Forward Arch: Fort Knox Five has a progressive notion of D.C.
Forward Arch: Fort Knox Five has a progressive notion of D.C.

Fort Knox Five wants to convince you that D.C. is a swinging town—or at least a little more swinging than you’ve given it credit for. On its debut full-length, Radio Free DC, the District production team uses soul samples, horn breaks, and diverse set of grooves to depict their hometown as the setting for a spy film scored by Gilberto Gil and Marvin Gaye. It’s a party record where dancehall and baile funk make nice with go-go and punk rock, and if you close your eyes real tight, its best moments can make you feel like the District genuinely is that kind of melting pot. Over the last several years the members of Fort Knox Five have made their name by remixing artists who are prestigious (Tito Puente), legendary (Bob Marley), or not much of either (Torpedo Boyz); they’ve palled around with local peers Theivery Corporation and toured with Gwen Stefani. On Radio Free DC, they use that expertise to meld horn hits, wobbling rave bass, and chattering Latin percussion into a funky pastiche of D.C. musical history. A few local luminaries even drop in for guest vocals, including one particularly surreal appearance by Ian Svenonious, whose trademark disaffected drawl sounds positively bizarre couched in music that basically speaks the same sonic language as Fergie.
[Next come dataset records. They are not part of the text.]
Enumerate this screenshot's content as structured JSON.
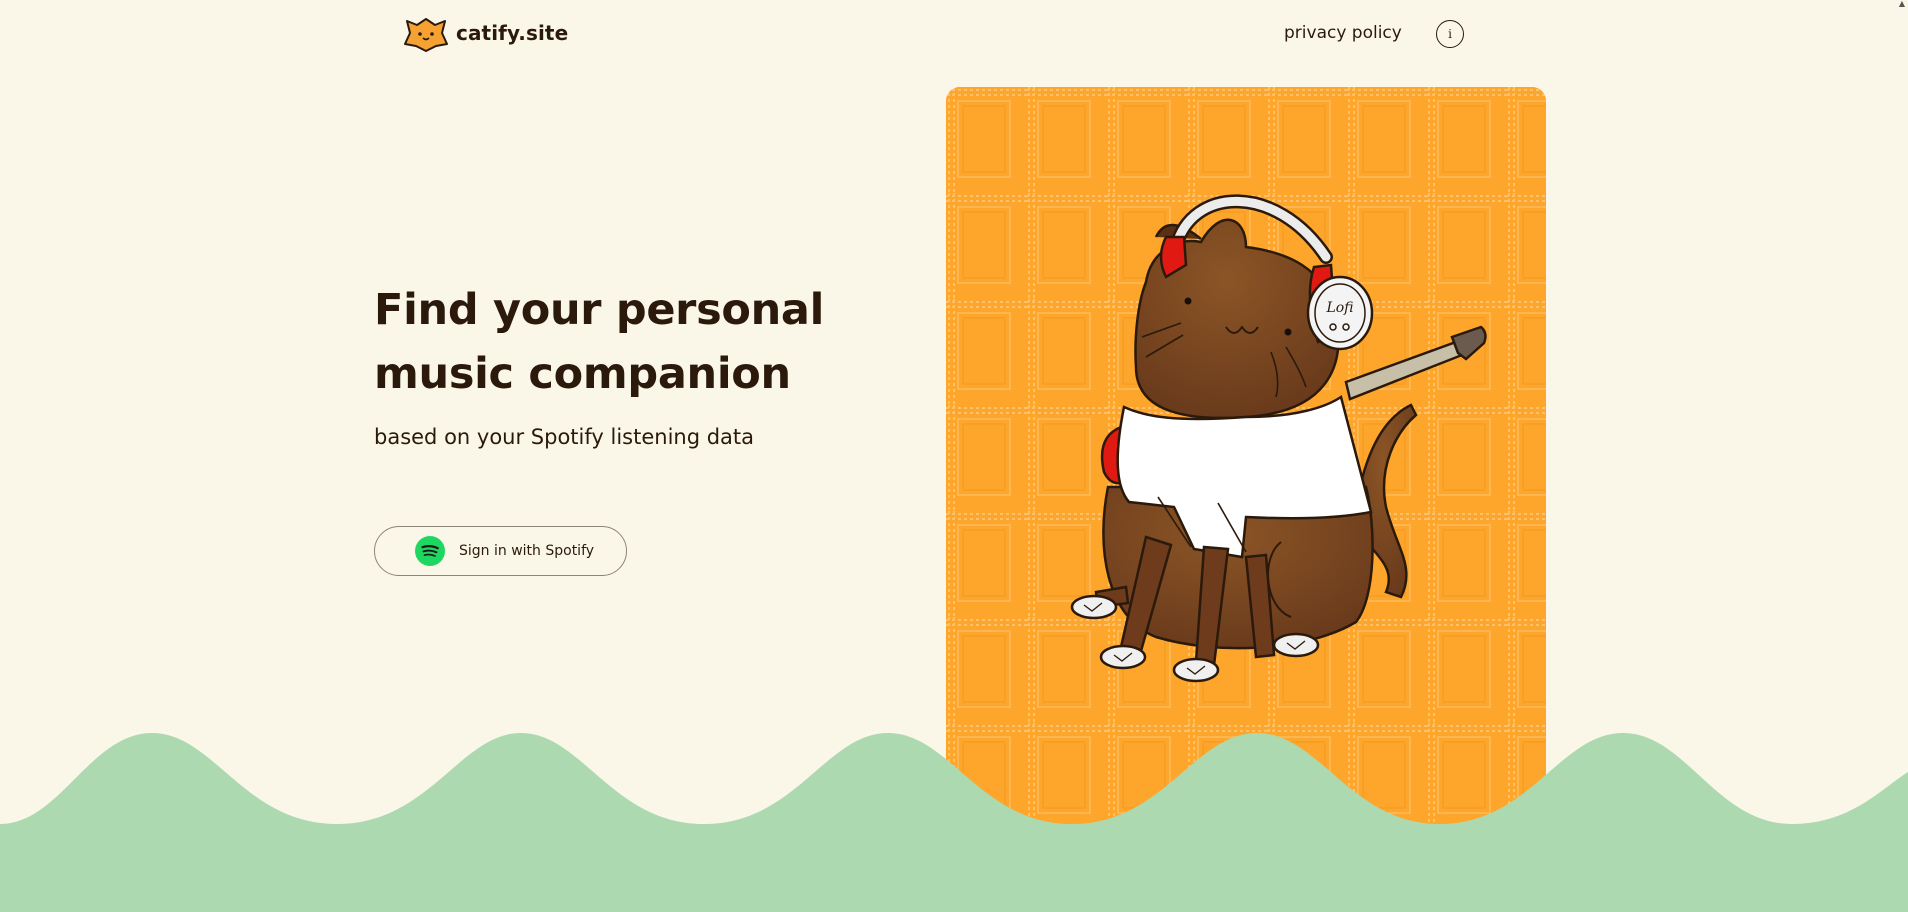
{
  "header": {
    "brand_name": "catify.site",
    "privacy_label": "privacy policy",
    "info_label": "i"
  },
  "hero": {
    "title": "Find your personal music companion",
    "subtitle": "based on your Spotify listening data",
    "signin_label": "Sign in with Spotify"
  },
  "illustration": {
    "headphone_text": "Lofi"
  },
  "icons": {
    "brand_logo": "cat-star-icon",
    "info": "info-icon",
    "spotify": "spotify-icon",
    "scroll": "scroll-up-arrow-icon"
  },
  "colors": {
    "background": "#faf7e9",
    "text": "#2b1a0c",
    "card_orange": "#fea62b",
    "wave_green": "#acd9af",
    "spotify_green": "#1ed760",
    "cat_brown": "#7a4320"
  }
}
That’s the problem: While the album doesn’t lack sophistication, it wouldn’t be entirely surprising to hear some of its songs blasting out of coconut-shaped speakers at Dewey Beach. If Fort Knox Five want to “incite, inspire, and unite a generation to Funk 4 Peace,” as they say in the press release for the album, then it’s going to take a little more than the jam-band-activist-style verses that the song delivers: “The feeling that you get feel the release/That’s what you get when you’re funkin’ for peace.” Their breadth of musical interests isn’t always an asset: Fort Knox Five never met a sub-equatorial genre it didn’t want to sample, which makes the disc often sound like a 100-meter dash through the Putumayo catalog. They can write a pretty good dancehall track (“Killa Soundboy”), and a pretty good funk track (“Uptown Tricks”), and do a pretty good take on Brazilian rhythm (“Sao Funky [Parts 1 & 2]”). But the genre-hopping obscures the group’s identity. While Fort Knox Five make a noble effort to incorporate all things D.C., it too often sounds like a mishmash of all things, period.